Instruction-based image editing: just say what to change

#api #imageediting #ai #devtools

Instruction-based image editing: just say what to change

Most image-editing APIs make you do too much work — draw a mask, write a prompt that re-describes the entire scene, then pray the rest of the picture survives. We got tired of it. So did our customers. This launch is for everyone who just wants to say "make the shirt navy" and have the rest of the image stay exactly where it was.

What it does

POST /v1/image/edit takes a source image and a single English instruction, and returns an edited image. That's it. No mask uploads. No re-describing the scene. No "negative prompts" gymnastics. You point at an image, you tell it what to change, and you get the change back.

Three fields go in the body:

image_url — your source image. We accept a public URL, a data: URI, or a bare base64 string.

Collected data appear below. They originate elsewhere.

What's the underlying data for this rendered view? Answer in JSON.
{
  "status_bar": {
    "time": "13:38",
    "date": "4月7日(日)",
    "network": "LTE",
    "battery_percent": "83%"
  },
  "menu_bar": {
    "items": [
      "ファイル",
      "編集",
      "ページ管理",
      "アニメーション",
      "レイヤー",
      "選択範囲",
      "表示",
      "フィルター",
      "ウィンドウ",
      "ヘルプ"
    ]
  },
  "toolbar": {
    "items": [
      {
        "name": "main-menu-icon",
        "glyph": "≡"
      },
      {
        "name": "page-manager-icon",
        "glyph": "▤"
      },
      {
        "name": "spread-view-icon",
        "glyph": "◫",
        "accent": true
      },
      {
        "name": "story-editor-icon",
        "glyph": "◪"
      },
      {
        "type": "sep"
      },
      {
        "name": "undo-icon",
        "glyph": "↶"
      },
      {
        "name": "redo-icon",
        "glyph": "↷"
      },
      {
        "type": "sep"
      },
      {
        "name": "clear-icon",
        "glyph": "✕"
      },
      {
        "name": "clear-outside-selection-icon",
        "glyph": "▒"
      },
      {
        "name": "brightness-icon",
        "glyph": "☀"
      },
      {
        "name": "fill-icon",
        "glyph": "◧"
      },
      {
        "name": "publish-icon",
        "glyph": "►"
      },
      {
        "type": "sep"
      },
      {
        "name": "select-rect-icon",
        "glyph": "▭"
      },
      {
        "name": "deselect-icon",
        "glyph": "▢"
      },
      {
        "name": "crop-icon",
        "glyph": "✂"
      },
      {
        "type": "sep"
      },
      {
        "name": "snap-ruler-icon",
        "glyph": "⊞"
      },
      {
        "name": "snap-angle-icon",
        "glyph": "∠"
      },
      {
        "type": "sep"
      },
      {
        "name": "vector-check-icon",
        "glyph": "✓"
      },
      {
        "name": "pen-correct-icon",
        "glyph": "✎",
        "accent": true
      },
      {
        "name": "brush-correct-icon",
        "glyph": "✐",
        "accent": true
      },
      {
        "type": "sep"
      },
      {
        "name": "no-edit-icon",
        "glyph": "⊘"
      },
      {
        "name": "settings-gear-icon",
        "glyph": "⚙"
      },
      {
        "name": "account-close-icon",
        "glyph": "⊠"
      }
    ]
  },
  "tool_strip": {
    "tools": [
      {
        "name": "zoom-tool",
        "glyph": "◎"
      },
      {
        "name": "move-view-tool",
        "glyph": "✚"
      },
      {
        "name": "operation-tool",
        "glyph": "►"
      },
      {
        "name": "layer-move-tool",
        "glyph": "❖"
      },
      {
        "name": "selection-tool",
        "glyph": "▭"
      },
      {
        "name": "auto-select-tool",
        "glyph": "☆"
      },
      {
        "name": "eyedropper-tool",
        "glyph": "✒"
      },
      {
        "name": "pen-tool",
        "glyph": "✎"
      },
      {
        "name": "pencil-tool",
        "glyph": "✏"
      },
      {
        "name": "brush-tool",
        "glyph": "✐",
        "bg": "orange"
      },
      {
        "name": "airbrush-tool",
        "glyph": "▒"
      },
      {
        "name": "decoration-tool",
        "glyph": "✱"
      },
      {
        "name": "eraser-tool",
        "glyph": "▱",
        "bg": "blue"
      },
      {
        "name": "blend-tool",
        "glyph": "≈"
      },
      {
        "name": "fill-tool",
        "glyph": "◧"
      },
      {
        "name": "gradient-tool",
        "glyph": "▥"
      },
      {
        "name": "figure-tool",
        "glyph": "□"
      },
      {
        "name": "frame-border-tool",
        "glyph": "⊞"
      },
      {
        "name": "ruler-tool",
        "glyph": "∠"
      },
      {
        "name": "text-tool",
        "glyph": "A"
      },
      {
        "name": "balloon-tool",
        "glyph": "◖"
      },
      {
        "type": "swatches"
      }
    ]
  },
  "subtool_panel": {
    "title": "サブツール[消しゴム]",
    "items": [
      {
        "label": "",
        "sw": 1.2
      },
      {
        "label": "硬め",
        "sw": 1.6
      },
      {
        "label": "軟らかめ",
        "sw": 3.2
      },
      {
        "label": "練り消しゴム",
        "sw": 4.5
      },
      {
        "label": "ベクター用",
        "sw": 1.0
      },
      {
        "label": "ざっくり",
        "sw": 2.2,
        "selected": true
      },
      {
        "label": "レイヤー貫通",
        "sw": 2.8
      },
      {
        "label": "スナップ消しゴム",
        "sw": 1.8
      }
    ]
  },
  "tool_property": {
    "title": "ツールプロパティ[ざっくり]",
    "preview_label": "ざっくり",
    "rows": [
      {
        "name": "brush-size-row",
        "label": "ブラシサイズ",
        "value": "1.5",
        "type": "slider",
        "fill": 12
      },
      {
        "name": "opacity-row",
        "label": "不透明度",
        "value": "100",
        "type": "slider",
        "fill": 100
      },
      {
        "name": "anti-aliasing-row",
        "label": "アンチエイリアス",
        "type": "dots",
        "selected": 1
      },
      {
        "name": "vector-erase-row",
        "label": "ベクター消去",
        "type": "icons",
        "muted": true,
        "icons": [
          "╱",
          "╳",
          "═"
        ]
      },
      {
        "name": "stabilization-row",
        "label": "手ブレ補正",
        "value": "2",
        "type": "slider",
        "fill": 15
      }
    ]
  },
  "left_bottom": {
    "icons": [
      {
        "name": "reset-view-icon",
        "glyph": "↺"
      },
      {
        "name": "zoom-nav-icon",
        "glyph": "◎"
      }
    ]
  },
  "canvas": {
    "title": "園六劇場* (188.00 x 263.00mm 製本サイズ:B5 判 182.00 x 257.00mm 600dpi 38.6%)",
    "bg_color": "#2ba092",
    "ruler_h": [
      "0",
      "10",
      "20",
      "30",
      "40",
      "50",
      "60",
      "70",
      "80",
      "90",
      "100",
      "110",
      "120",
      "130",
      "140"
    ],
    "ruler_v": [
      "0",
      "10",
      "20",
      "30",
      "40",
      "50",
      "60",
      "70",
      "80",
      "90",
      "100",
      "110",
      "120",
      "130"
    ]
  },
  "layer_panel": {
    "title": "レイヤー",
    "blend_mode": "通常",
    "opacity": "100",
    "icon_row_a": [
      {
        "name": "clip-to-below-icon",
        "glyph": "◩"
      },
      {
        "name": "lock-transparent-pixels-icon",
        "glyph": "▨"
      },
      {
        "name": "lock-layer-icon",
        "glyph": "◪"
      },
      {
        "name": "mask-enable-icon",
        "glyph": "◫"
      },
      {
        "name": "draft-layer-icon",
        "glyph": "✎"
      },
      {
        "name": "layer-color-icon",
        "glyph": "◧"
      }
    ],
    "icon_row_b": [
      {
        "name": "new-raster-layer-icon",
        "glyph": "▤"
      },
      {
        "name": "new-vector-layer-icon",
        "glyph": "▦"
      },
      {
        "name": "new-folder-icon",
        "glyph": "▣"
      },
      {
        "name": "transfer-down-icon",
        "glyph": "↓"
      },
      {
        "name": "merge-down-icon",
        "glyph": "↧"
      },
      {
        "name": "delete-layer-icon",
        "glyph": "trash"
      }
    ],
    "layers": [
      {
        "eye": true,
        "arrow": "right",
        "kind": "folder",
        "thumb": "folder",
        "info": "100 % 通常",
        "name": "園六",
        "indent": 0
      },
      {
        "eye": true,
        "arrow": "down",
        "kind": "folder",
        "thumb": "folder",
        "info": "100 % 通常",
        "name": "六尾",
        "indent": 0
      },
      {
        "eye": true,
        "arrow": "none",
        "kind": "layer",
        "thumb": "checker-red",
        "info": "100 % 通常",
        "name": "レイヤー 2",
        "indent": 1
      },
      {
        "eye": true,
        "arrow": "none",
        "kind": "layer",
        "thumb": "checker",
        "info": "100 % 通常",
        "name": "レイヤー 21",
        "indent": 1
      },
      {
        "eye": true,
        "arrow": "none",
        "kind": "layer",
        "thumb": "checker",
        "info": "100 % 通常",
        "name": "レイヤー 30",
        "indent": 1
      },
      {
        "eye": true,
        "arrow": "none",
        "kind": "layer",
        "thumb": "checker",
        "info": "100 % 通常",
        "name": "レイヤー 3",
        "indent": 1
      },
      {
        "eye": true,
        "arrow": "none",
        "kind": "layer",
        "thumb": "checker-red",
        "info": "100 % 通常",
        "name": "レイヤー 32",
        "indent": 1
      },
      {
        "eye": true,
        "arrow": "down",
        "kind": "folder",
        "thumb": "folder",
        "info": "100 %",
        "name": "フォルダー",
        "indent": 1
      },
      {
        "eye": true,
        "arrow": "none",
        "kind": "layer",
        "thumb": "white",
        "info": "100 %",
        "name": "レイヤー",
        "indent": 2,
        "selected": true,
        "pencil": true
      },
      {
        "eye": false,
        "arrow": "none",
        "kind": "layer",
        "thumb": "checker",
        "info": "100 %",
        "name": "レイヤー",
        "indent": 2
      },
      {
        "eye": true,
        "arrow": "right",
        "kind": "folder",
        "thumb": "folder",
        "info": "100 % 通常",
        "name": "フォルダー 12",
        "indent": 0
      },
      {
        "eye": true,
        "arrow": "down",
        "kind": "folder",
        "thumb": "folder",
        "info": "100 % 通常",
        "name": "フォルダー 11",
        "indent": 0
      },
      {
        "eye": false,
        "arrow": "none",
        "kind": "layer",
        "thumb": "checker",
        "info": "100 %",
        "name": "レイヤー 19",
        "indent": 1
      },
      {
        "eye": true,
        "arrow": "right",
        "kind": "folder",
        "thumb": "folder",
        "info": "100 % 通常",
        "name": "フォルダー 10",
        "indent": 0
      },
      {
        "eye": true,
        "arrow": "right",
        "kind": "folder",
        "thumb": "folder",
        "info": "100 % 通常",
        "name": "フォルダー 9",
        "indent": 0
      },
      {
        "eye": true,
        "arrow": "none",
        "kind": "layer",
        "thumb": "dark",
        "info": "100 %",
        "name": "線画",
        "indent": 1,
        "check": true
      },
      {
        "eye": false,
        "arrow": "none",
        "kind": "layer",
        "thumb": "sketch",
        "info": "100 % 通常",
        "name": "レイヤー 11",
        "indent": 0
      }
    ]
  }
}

Whatever your pipeline already produces, we'll take it.
instruction — plain English. "Make the sky sunset." "Replace the green wall with exposed brick." "Add subtle motion blur to the background." Write it the way you'd brief a junior designer over Slack.
strength — a float from 0.0 to 1.0 controlling how aggressively the edit is applied. Default is 0.75, which is the sweet spot for most edits. Push it up for dramatic re-imaginings, push it down when you want a whisper of the change rather than a shout.

The endpoint is POST /v1/image/edit. It's a single, synchronous, JSON-in / JSON-out call. No webhooks to wire up for the common case, no job IDs to poll. You hit it, you get a result.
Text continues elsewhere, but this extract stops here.